How He Hit That: Jimmy Walker's prime bunker touch
Early in the final round of the Valero Texas Open, it looked like Jimmy Walker would walk to his second tour title of the season
But bogeys on holes No. 4 and 7--and four consecutive late birdies by Jordan Spieth--made the birdie Walker saved with a great bunker shot in the par-5 8th extremely important.
Walker played his second shot from scrubland 265 yards into the greenside bunker, but was left with an awkward sidehill lie to a pin 25 yards away. He carved the bunker shot perfectly, leaving himself four feet--and partially rebuilding his lead over Spieth.
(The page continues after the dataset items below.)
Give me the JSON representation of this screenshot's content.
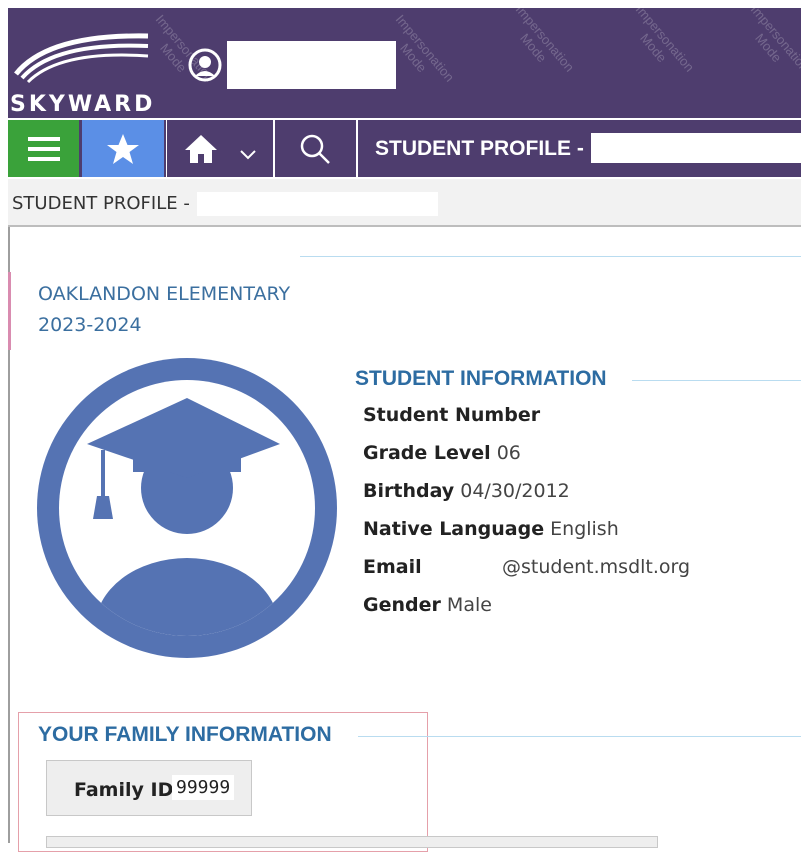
{
  "app": {
    "brand": "SKYWARD",
    "watermark_text": [
      "Impersonation",
      "Mode"
    ],
    "colors": {
      "header": "#4e3d6e",
      "menu_button": "#3aa23a",
      "favorites_button": "#5b8fe6",
      "accent_blue": "#2d6ca2",
      "avatar": "#5573b3"
    }
  },
  "nav": {
    "menu_icon": "hamburger-icon",
    "favorites_icon": "star-icon",
    "home_icon": "home-icon",
    "home_dropdown_icon": "chevron-down-icon",
    "search_icon": "search-icon",
    "page_title": "STUDENT PROFILE -"
  },
  "breadcrumb": "STUDENT PROFILE -",
  "school": {
    "name": "OAKLANDON ELEMENTARY",
    "year": "2023-2024"
  },
  "student_info": {
    "title": "STUDENT INFORMATION",
    "rows": [
      {
        "label": "Student Number",
        "value": ""
      },
      {
        "label": "Grade Level",
        "value": "06"
      },
      {
        "label": "Birthday",
        "value": "04/30/2012"
      },
      {
        "label": "Native Language",
        "value": "English"
      },
      {
        "label": "Email",
        "value": "@student.msdlt.org"
      },
      {
        "label": "Gender",
        "value": "Male"
      }
    ]
  },
  "family_info": {
    "title": "YOUR FAMILY INFORMATION",
    "family_id_label": "Family ID",
    "family_id_value": "99999"
  }
}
He ended up winning by four, and entering the top 10 in the world rankings.
"When the ball is below your feet like that, it can be a challenge to get the club down through the sand," says top Maryland teacher Trillium Rose, who is based at Woodmont Country Club in Rockville. "He really dug his feet in and lowered his center of mass. If he didn't squat like that, he would have run the risk of topping the ball."
The distance of the bunker shot also required plenty of clubhead speed, which Walker produced by turning his torso. "It wasn't just an arms swing," says Rose. "He turned his torso and kept accelerating through the ball, just like he was striking a match."
To try it yourself, first make some practice swings outside the bunker, making sure to take an aggressive cut of grass down near the roots, says Rose. "When you get in and hit it, turn through so your belt buckle faces the target at the finish. You need body turn along with soft, fast arms."